La Sierra Norte de Guadalajara, una de las zonas más despobladas de Europa, está experimentando un cambio demográfico significativo que podría servir como un modelo de esperanza para otras áreas rurales en crisis. En 2025, la población de esta comarca alcanzó los 11.449 habitantes, lo que representa un incremento respecto a los 11.373 del año anterior. Este aumento demuestra una tendencia positiva que se ha mantenido durante tres años consecutivos.
La mayoría de este crecimiento poblacional se concentra en 28 municipios, siendo Sigüenza, Jadraque y Cogolludo los más destacados. Sigüenza ha liderado este incremento con 81 nuevos habitantes, mientras que El Ordial ha registrado un notable aumento del 20% en su población, evidenciando que la despoblación en esta región puede ser revertida.
María Jesús Merino, presidenta de ADEL Sierra Norte, ha señalado que este éxito se debe a las políticas implementadas para afrontar problemas estructurales como la disponibilidad de vivienda.
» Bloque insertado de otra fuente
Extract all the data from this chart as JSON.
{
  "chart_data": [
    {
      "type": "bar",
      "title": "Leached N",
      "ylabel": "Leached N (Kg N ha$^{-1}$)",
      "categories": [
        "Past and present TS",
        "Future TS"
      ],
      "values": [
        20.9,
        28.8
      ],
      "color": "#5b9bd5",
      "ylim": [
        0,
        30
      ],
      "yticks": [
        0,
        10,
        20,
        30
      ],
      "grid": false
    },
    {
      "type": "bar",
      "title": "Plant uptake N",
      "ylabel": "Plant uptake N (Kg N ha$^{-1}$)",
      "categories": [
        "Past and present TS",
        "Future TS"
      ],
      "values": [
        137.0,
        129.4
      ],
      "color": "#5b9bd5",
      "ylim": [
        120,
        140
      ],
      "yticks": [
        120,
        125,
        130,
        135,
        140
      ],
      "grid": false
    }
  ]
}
Desde 2022, se ha realizado una inversión cercana al millón de euros en la rehabilitación de inmuebles municipales, lo que ha facilitado la llegada de nuevas familias a la comarca.
A pesar de los avances, Merino advierte que la vivienda sigue siendo un desafío que necesita un mayor respaldo institucional. ADEL ha iniciado un camino prometedor, pero la colaboración de otras administraciones es esencial para asegurar un crecimiento sostenido en el tiempo.
La Ley contra la Despoblación de Castilla-La Mancha también ha tenido un impacto positivo, fomentando el emprendimiento rural y facilitando la llegada de nuevos residentes. Merino ha subrayado la importancia de establecer un Estatuto del Pequeño Municipio, que permita adaptar la normativa a las realidades específicas de los ayuntamientos rurales, diferenciándolos de los contextos urbanos.
El crecimiento poblacional de 2025 en la Sierra Norte de Guadalajara no es solo un dato estadístico, sino un reflejo del esfuerzo conjunto de los ayuntamientos, emprendedores y vecinos. La capacidad de revertir la despoblación en una región vulnerable demuestra que, con compromiso, mejoras en la vivienda y el apoyo adecuado, el futuro del medio rural puede ser más prometedor, ofreciendo oportunidades reales para quienes desean establecerse en un entorno rural.